- Theatrical release poster
- Directed by: Alex Kahuam
- Written by: Daniel Kuhlman
- Produced by: Alex Kahuam; Daniel Kuhlman; Roberta Sparta;
- Starring: Timothy Granaderos; London Thor; Doug Jones; Jenny O'Hara; Chris Mulkey;
- Cinematography: Diego Cacho
- Edited by: Alex Kahuam
- Music by: Alexander Taylor
- Production companies: Breakwall Pictures; Kahuam Films; Promotora NAE; Sparta Productions;
- Release date: June 3, 2026 (SXSW London);
- Running time: 90 minutes
- Country: United States
- Language: English

= The Remedy (film) =

The Remedy is a 2026 American psychological supernatural horror film directed by Alex Kahuam and written by Daniel Kuhlman.

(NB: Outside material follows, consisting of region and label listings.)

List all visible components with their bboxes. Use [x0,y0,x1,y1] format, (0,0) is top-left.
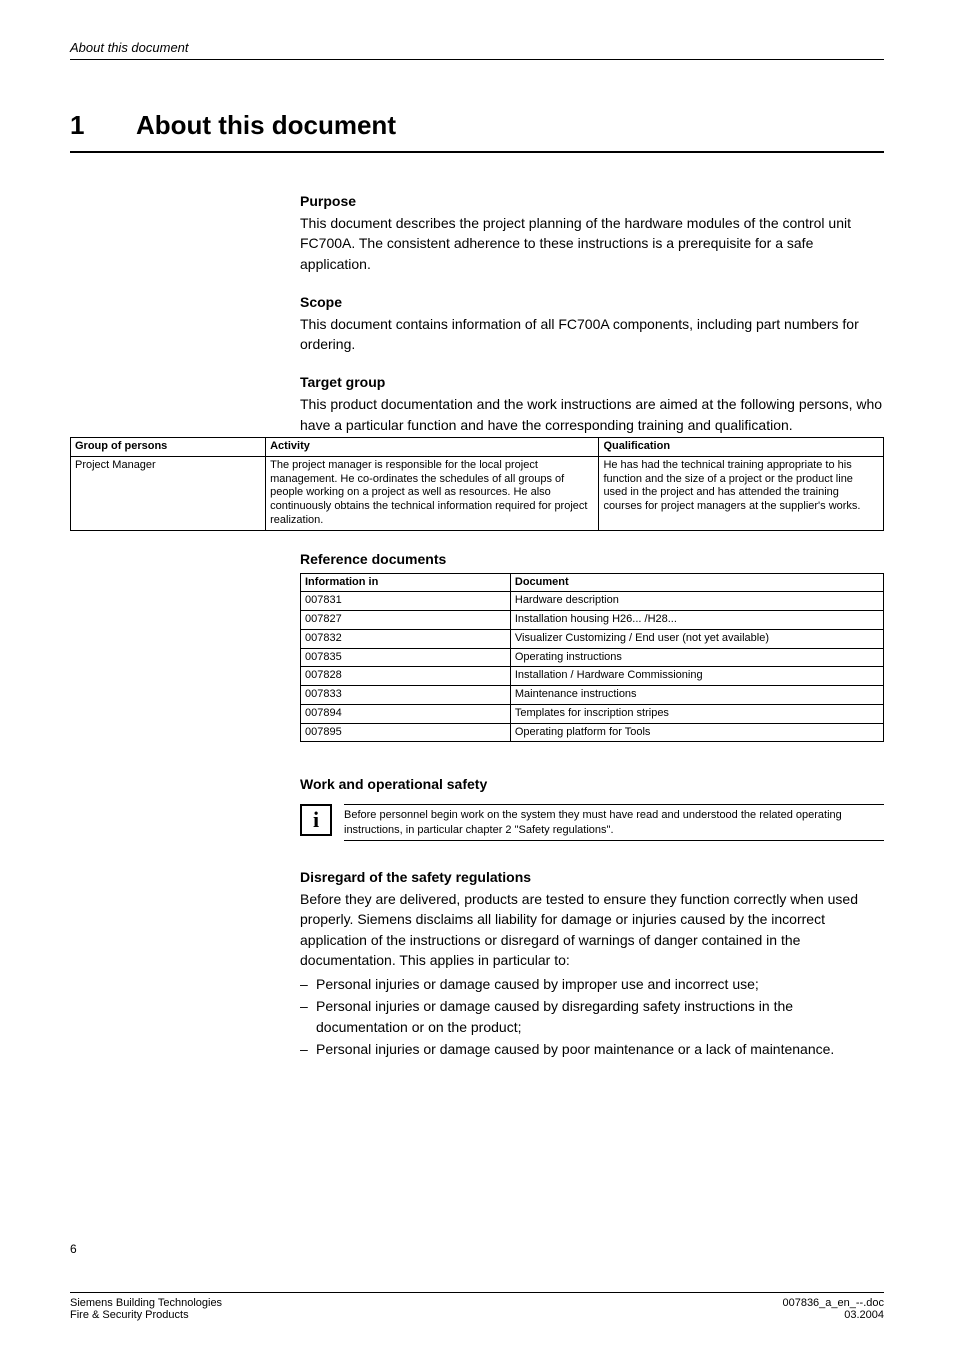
table-cell: 007894 [301,704,511,723]
purpose-heading: Purpose [300,193,884,209]
table-cell: 007831 [301,592,511,611]
col-header: Group of persons [71,438,266,457]
info-icon: i [300,804,332,836]
work-safety-heading: Work and operational safety [300,776,884,792]
table-row: Project Manager The project manager is r… [71,456,884,530]
table-cell: Maintenance instructions [510,686,883,705]
table-cell: Templates for inscription stripes [510,704,883,723]
table-cell: Installation housing H26... /H28... [510,611,883,630]
col-header: Document [510,573,883,592]
page-footer: Siemens Building Technologies Fire & Sec… [70,1292,884,1321]
target-group-body: This product documentation and the work … [300,394,884,435]
chapter-number: 1 [70,110,136,141]
page-number: 6 [70,1242,884,1256]
purpose-body: This document describes the project plan… [300,213,884,274]
footer-left-2: Fire & Security Products [70,1309,222,1321]
table-cell: 007835 [301,648,511,667]
cell-activity: The project manager is responsible for t… [266,456,599,530]
target-group-heading: Target group [300,374,884,390]
table-row: 007831Hardware description [301,592,884,611]
table-cell: Operating platform for Tools [510,723,883,742]
reference-documents-heading: Reference documents [300,551,884,567]
cell-qualification: He has had the technical training approp… [599,456,884,530]
scope-heading: Scope [300,294,884,310]
list-item: Personal injuries or damage caused by di… [300,996,884,1037]
disregard-body: Before they are delivered, products are … [300,889,884,970]
table-row: 007894Templates for inscription stripes [301,704,884,723]
list-item: Personal injuries or damage caused by im… [300,974,884,994]
table-cell: Hardware description [510,592,883,611]
footer-right-1: 007836_a_en_--.doc [782,1297,884,1309]
table-row: 007833Maintenance instructions [301,686,884,705]
running-header: About this document [70,40,884,60]
disregard-list: Personal injuries or damage caused by im… [300,974,884,1059]
list-item: Personal injuries or damage caused by po… [300,1039,884,1059]
reference-documents-table: Information in Document 007831Hardware d… [300,573,884,743]
disregard-heading: Disregard of the safety regulations [300,869,884,885]
table-cell: Installation / Hardware Commissioning [510,667,883,686]
footer-right-2: 03.2004 [782,1309,884,1321]
col-header: Information in [301,573,511,592]
table-cell: Visualizer Customizing / End user (not y… [510,629,883,648]
table-cell: Operating instructions [510,648,883,667]
table-cell: 007827 [301,611,511,630]
table-row: 007835Operating instructions [301,648,884,667]
table-cell: 007895 [301,723,511,742]
chapter-title-text: About this document [136,110,396,140]
table-cell: 007833 [301,686,511,705]
info-note-block: i Before personnel begin work on the sys… [70,804,884,841]
footer-left-1: Siemens Building Technologies [70,1297,222,1309]
table-header-row: Information in Document [301,573,884,592]
cell-group: Project Manager [71,456,266,530]
scope-body: This document contains information of al… [300,314,884,355]
table-row: 007828Installation / Hardware Commission… [301,667,884,686]
col-header: Activity [266,438,599,457]
col-header: Qualification [599,438,884,457]
chapter-title: 1About this document [70,110,884,153]
info-note-text: Before personnel begin work on the syste… [344,804,884,841]
table-cell: 007828 [301,667,511,686]
table-header-row: Group of persons Activity Qualification [71,438,884,457]
table-row: 007895Operating platform for Tools [301,723,884,742]
table-row: 007827Installation housing H26... /H28..… [301,611,884,630]
group-of-persons-table: Group of persons Activity Qualification … [70,437,884,531]
table-row: 007832Visualizer Customizing / End user … [301,629,884,648]
table-cell: 007832 [301,629,511,648]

The film premiered at the SXSW London on June 3, 2026.

==Premise==
A troubled young man is the caregiver for both his terminally-ill mother and his mentally-ill sister. When he makes a desperate attempt to save his mom, he unleashes a supernatural entity that feeds on human flesh.

==Cast==
- Timothy Granaderos as Jason
- London Thor as Rachel
- Doug Jones as Leif Johansen
- Jenny O'Hara as Maria
- Chris Mulkey as Uncle Joe

==Production==
Principal photography wrapped in January 2025, in Los Angeles, California on a psychological supernatural horror film directed by Alex Kahuam and written by Daniel Kuhlman. Timothy Granaderos, London Thor, Doug Jones, Jenny O'Hara, and Chris Mulkey rounded out the cast.

==Release==
The Remedy premiered at the SXSW London on June 3, 2026.